There’s lots of UltraSPARC III and IV kit out there that’s getting towards the end of it’s service life. People are now looking at upgrade paths, and Solaris 11 – and Oracle’s complete offering of tin+OS+support – is going to be the real make-or-break decision point.
The real kicker will be – how soon until Oracle start shipping systems with Solaris 11 installed by default? That will be the real driver that pushed people to deploy Solaris 11 – with no UFS root, no slices, there’s no real reason not to use the pre-installed OS on the tin. Smaller shops with less existing Solaris infrastructure will deploy and think “Hmm, that wasn’t too bad”. Larger shops will find less and less of a reason to put off the migration, especially as the deployed base builds with new kit shipments.
Personally, I’ve been waiting for ZFS encryption for a long, long time – and I’m more than a little suspicious that it’s been held back (in the source as well) until Oracle are suddenly fielding the next commercial Solaris release. I’m sure the Nexenta guys are having similar thoughts.
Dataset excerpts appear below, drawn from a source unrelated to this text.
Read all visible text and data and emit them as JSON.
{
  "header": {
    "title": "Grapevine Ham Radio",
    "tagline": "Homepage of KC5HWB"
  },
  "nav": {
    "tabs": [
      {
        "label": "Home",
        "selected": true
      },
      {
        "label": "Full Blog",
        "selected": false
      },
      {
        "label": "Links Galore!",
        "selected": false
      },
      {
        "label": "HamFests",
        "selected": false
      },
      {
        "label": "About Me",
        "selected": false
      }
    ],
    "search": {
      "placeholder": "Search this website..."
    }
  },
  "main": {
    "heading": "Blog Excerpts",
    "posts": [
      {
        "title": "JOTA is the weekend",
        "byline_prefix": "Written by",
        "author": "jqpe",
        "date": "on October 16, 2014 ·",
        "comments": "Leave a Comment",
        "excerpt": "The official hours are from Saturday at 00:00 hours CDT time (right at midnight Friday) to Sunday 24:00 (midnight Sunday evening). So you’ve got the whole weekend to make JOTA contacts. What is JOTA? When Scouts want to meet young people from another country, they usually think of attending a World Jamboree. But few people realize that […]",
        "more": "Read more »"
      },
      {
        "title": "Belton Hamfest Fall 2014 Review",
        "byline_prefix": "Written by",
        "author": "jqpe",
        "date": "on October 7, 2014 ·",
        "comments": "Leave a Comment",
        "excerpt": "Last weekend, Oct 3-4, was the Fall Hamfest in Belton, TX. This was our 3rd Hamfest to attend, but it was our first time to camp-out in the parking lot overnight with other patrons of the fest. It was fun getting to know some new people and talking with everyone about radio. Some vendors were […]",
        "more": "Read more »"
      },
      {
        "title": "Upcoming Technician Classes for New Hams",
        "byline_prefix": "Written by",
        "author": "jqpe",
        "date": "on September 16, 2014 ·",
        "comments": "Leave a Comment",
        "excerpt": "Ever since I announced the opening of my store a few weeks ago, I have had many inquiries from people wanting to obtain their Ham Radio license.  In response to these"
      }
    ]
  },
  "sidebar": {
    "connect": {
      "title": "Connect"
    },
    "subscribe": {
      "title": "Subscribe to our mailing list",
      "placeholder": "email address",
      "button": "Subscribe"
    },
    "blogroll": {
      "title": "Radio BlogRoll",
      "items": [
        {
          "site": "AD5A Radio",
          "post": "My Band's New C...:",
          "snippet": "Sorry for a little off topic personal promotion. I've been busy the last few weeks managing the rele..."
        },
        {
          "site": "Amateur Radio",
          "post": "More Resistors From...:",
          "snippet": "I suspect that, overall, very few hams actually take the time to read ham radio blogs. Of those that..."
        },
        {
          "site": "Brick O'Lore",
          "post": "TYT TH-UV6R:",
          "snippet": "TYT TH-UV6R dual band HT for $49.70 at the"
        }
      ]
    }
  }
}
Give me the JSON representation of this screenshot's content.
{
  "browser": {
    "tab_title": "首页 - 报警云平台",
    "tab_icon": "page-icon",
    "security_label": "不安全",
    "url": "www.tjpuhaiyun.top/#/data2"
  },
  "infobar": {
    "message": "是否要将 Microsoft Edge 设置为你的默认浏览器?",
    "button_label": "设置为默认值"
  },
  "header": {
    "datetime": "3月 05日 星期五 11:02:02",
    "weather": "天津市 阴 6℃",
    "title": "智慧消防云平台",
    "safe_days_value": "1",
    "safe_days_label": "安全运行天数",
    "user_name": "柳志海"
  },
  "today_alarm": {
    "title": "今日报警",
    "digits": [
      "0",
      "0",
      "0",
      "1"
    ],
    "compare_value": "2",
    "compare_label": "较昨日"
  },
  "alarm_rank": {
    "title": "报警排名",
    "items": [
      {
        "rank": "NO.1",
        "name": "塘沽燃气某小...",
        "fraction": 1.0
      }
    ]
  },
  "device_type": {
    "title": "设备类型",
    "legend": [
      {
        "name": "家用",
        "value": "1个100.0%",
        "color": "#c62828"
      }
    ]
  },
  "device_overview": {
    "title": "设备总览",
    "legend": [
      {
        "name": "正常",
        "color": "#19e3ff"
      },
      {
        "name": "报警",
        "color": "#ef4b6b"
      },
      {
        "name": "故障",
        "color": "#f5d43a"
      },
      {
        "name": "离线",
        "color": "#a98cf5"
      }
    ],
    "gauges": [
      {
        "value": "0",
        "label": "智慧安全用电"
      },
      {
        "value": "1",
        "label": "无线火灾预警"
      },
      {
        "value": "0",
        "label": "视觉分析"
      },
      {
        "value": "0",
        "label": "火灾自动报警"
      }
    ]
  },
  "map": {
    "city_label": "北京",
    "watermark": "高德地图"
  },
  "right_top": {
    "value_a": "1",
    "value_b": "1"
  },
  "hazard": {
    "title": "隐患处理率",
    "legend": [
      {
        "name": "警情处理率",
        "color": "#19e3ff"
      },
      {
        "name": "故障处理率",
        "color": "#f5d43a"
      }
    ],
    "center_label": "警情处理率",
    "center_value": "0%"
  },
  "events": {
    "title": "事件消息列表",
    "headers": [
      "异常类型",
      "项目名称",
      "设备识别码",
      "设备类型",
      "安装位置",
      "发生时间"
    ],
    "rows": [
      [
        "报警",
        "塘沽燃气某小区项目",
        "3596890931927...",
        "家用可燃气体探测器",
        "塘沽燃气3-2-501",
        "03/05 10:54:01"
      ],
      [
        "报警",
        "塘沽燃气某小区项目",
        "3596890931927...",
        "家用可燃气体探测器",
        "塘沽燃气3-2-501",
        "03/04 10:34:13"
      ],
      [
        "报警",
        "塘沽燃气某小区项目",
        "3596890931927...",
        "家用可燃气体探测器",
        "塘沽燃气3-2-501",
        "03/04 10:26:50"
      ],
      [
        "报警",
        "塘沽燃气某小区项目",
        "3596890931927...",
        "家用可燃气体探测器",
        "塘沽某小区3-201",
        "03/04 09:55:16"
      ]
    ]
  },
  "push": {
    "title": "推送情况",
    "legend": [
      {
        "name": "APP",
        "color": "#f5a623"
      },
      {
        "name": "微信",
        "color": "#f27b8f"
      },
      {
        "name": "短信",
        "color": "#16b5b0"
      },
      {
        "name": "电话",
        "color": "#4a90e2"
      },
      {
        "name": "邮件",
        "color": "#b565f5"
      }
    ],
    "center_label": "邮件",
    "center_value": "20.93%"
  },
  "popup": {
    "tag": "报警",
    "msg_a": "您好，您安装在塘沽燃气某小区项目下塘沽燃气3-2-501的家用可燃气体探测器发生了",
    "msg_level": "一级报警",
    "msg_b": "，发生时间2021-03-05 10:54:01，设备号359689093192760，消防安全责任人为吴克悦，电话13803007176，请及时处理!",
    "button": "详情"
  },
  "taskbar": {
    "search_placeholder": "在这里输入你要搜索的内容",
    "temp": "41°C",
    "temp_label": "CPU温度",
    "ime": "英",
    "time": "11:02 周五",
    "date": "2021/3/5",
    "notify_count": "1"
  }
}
On the plus side, Solaris 11 Express using the OpenSolaris code base means it makes a lot of sense to deploy it in test environments, and then use OpenIndiana for production. I can see a lot of smaller shops doing this – either having tried out Solaris 11 and then balking at the support costs, or trying OpenIndiana and then seeing there’s not much difference there (apart from the support costs and a few ZFS features).
The real challenge for Oracle here is how well they can make the entire Solaris 11 package work for customers. Higher support costs are fine if you get increased value, but increasingly even larger companies are finding that the support costs are more of a tax – an entry price for playing at the table – rather than a value-add.
OpenIndiana has the potential to be a very big winner here.
There’s some real value in Solaris 11, and some key new features that continue to make it the best operating environment for the enterprise. Are those features – and the support – enough to justify the higher costs compared to OpenIndiana? Is the vertical integration that Oracle are offering enough to justify the higher costs compared to deploying Red Hat on cheaper hardware?
At this stage I’d say it’s still too close to call.
20. November 2010 at 11:02 :
I doubt tilt ‘trash it and start again’ will really be the upgrade path. Solaris 11 isn’t due for release for almost another 12 months, which gives Oracle plenty of time to put a proper solution in place.